Why Military Veterans Make Great Employees
Think you know vets? Think again.
Contrary to popular belief, many veterans re-enter civilian life without enduring the struggles often reported in the news, according to The 2015 Veterans Civic Health Index. Commissioned by Got Your Six, an organization that works to combat negative stereotypes and empower veterans, the study also finds that veterans tend to be more civically healthy — more likely to volunteer, vote, involve themselves in local politics, belong to community groups and trust their neighbors — than non-veterans.
The report’s findings may have broad implications for vets seeking employment and their prospective employers. After all, it stands to reason that good citizens are likely to make good employees.
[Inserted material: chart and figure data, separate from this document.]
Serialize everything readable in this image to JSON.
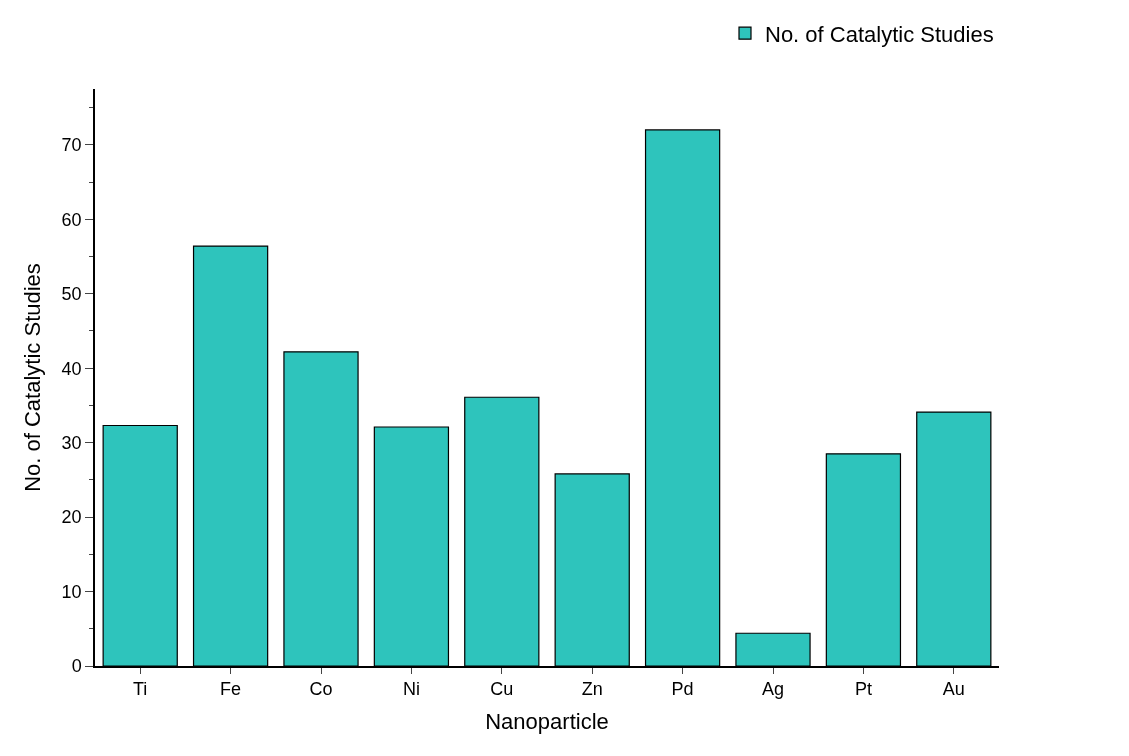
{
  "chart_data": {
    "type": "bar",
    "xlabel": "Nanoparticle",
    "ylabel": "No. of Catalytic Studies",
    "categories": [
      "Ti",
      "Fe",
      "Co",
      "Ni",
      "Cu",
      "Zn",
      "Pd",
      "Ag",
      "Pt",
      "Au"
    ],
    "series": [
      {
        "name": "No. of Catalytic Studies",
        "color": "#2ec4bc",
        "values": [
          32.3,
          56.4,
          42.2,
          32.1,
          36.1,
          25.8,
          72,
          4.4,
          28.5,
          34.1
        ]
      }
    ],
    "ylim": [
      0,
      77.5
    ],
    "yticks": [
      0,
      10,
      20,
      30,
      40,
      50,
      60,
      70
    ],
    "legend": "top right"
  }
}
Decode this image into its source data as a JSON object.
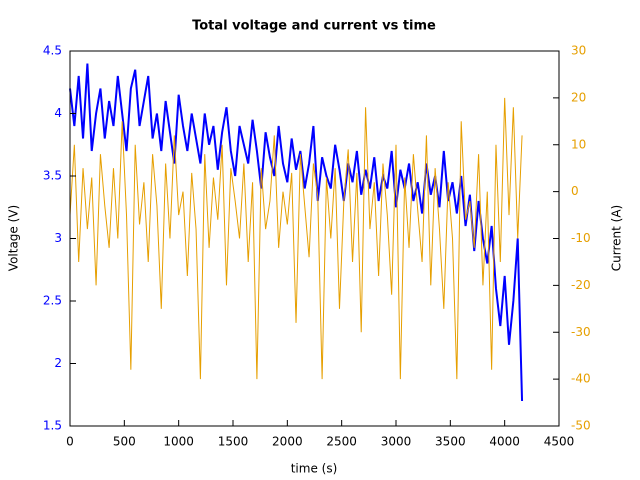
{
  "chart_data": {
    "type": "line",
    "title": "Total voltage and current vs time",
    "x_label": "time (s)",
    "y_label": "Voltage (V)",
    "y2_label": "Current (A)",
    "x": [
      0,
      40,
      80,
      120,
      160,
      200,
      240,
      280,
      320,
      360,
      400,
      440,
      480,
      520,
      560,
      600,
      640,
      680,
      720,
      760,
      800,
      840,
      880,
      920,
      960,
      1000,
      1040,
      1080,
      1120,
      1160,
      1200,
      1240,
      1280,
      1320,
      1360,
      1400,
      1440,
      1480,
      1520,
      1560,
      1600,
      1640,
      1680,
      1720,
      1760,
      1800,
      1840,
      1880,
      1920,
      1960,
      2000,
      2040,
      2080,
      2120,
      2160,
      2200,
      2240,
      2280,
      2320,
      2360,
      2400,
      2440,
      2480,
      2520,
      2560,
      2600,
      2640,
      2680,
      2720,
      2760,
      2800,
      2840,
      2880,
      2920,
      2960,
      3000,
      3040,
      3080,
      3120,
      3160,
      3200,
      3240,
      3280,
      3320,
      3360,
      3400,
      3440,
      3480,
      3520,
      3560,
      3600,
      3640,
      3680,
      3720,
      3760,
      3800,
      3840,
      3880,
      3920,
      3960,
      4000,
      4040,
      4080,
      4120,
      4160
    ],
    "series": [
      {
        "name": "Voltage",
        "color": "#0000ff",
        "axis": "y",
        "values": [
          4.2,
          3.9,
          4.3,
          3.8,
          4.4,
          3.7,
          4.0,
          4.2,
          3.8,
          4.1,
          3.9,
          4.3,
          4.0,
          3.7,
          4.2,
          4.35,
          3.9,
          4.1,
          4.3,
          3.8,
          4.0,
          3.7,
          4.1,
          3.85,
          3.6,
          4.15,
          3.9,
          3.7,
          4.0,
          3.8,
          3.6,
          4.0,
          3.75,
          3.9,
          3.55,
          3.85,
          4.05,
          3.7,
          3.5,
          3.9,
          3.75,
          3.6,
          3.95,
          3.7,
          3.4,
          3.85,
          3.65,
          3.5,
          3.9,
          3.6,
          3.45,
          3.8,
          3.55,
          3.7,
          3.4,
          3.6,
          3.9,
          3.3,
          3.65,
          3.5,
          3.4,
          3.75,
          3.55,
          3.3,
          3.6,
          3.45,
          3.7,
          3.35,
          3.55,
          3.4,
          3.65,
          3.3,
          3.5,
          3.4,
          3.7,
          3.25,
          3.55,
          3.4,
          3.6,
          3.3,
          3.45,
          3.2,
          3.6,
          3.35,
          3.5,
          3.25,
          3.7,
          3.3,
          3.45,
          3.2,
          3.5,
          3.1,
          3.35,
          2.9,
          3.3,
          3.0,
          2.8,
          3.1,
          2.6,
          2.3,
          2.7,
          2.15,
          2.5,
          3.0,
          1.7
        ]
      },
      {
        "name": "Current",
        "color": "#e69f00",
        "axis": "y2",
        "values": [
          -5,
          10,
          -15,
          5,
          -8,
          3,
          -20,
          8,
          -3,
          -12,
          5,
          -10,
          15,
          -5,
          -38,
          10,
          -7,
          2,
          -15,
          8,
          -3,
          -25,
          6,
          -10,
          12,
          -5,
          0,
          -18,
          4,
          -8,
          -40,
          8,
          -12,
          3,
          -6,
          10,
          -20,
          5,
          -2,
          -10,
          6,
          -15,
          2,
          -40,
          5,
          -8,
          -2,
          12,
          -12,
          0,
          -7,
          4,
          -28,
          8,
          -3,
          -14,
          6,
          -1,
          -40,
          3,
          -10,
          5,
          -25,
          -2,
          9,
          -15,
          4,
          -30,
          18,
          -8,
          2,
          -18,
          6,
          -5,
          -22,
          10,
          -40,
          3,
          -12,
          8,
          -4,
          -15,
          12,
          -20,
          5,
          -8,
          -25,
          2,
          -10,
          -40,
          15,
          -6,
          -2,
          -12,
          8,
          -20,
          0,
          -38,
          10,
          -15,
          20,
          -5,
          18,
          -10,
          12
        ]
      }
    ],
    "xlim": [
      0,
      4500
    ],
    "xticks": [
      0,
      500,
      1000,
      1500,
      2000,
      2500,
      3000,
      3500,
      4000,
      4500
    ],
    "ylim": [
      1.5,
      4.5
    ],
    "yticks": [
      1.5,
      2,
      2.5,
      3,
      3.5,
      4,
      4.5
    ],
    "y2lim": [
      -50,
      30
    ],
    "y2ticks": [
      -50,
      -40,
      -30,
      -20,
      -10,
      0,
      10,
      20,
      30
    ]
  }
}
More Vets Are Finding Jobs — and Earning More
Overall, veterans have lower unemployment rates than non-veterans — 5.7 percent compared to 6.1 percent, respectively, revealed by The U.S. Department of Veterans Affairs 2015 Veteran Economic Opportunity Report. The unemployment rates of young veterans have steadily decreased for the past 18 months.
What’s more, the same report found that employed veterans under 35 take home 11 percent higher median earnings than their non-veteran peers.
Why Hire a Vet?
Responding to Jeremy Benders’ recent article in Business Insider, Jon Davis, a retired U.S. Marine sergeant and hiring manager, offered 10 reasons why hiring a vet makes sense for employers. He notes that veterans:
- Are committed to accomplishing their missions
- Have ingrained leadership talents
- Take their responsibilities seriously
- Are taught to be intuitive
- Will tell superiors when something is wrong
- Get the job done
- When given the necessary support, are extremely capable
- Know the meaning of hard work
- Are eligible for government-paid education
Vets Are Born Entrepreneurs
As it turns out, many of the same qualities that make veterans valuable employees, also serve them well as entrepreneurs. Sources including Military.com list a number of positive characteristics that lend themselves to entrepreneurial success. Among them, veterans:
- Possess strong leadership and technological skills
- Perform efficiently under pressure
- Are focused
- Respect policies, procedures and hierarchies
- Are comfortable working with colleagues from diverse backgrounds
- Are team players
- Value integrity and commitment
- Don’t give up easily
Increasingly, veteran entrepreneurs are putting these strengths to work. Veterans run nearly one in ten small businesses, and the Small Business Association tells us that veterans are 45 percent more likely than non-veterans to be self-employed, according to the U.S. Census. Impressively, veteran-owned businesses employ 5.8 million people and earn $1.2 trillion in receipts.
Vets Have So Much to Give
These statistics are welcome news for U.S. Army veteran, Chris Marvin, managing director of Got Your Six. As Marvin recently told the Washington Post, "It’s important for all of us to provide counterpoints to the misconceptions we have been told [about veterans] for years and years … We want people to know that we are not a population that requires services. But a population that has services to offer."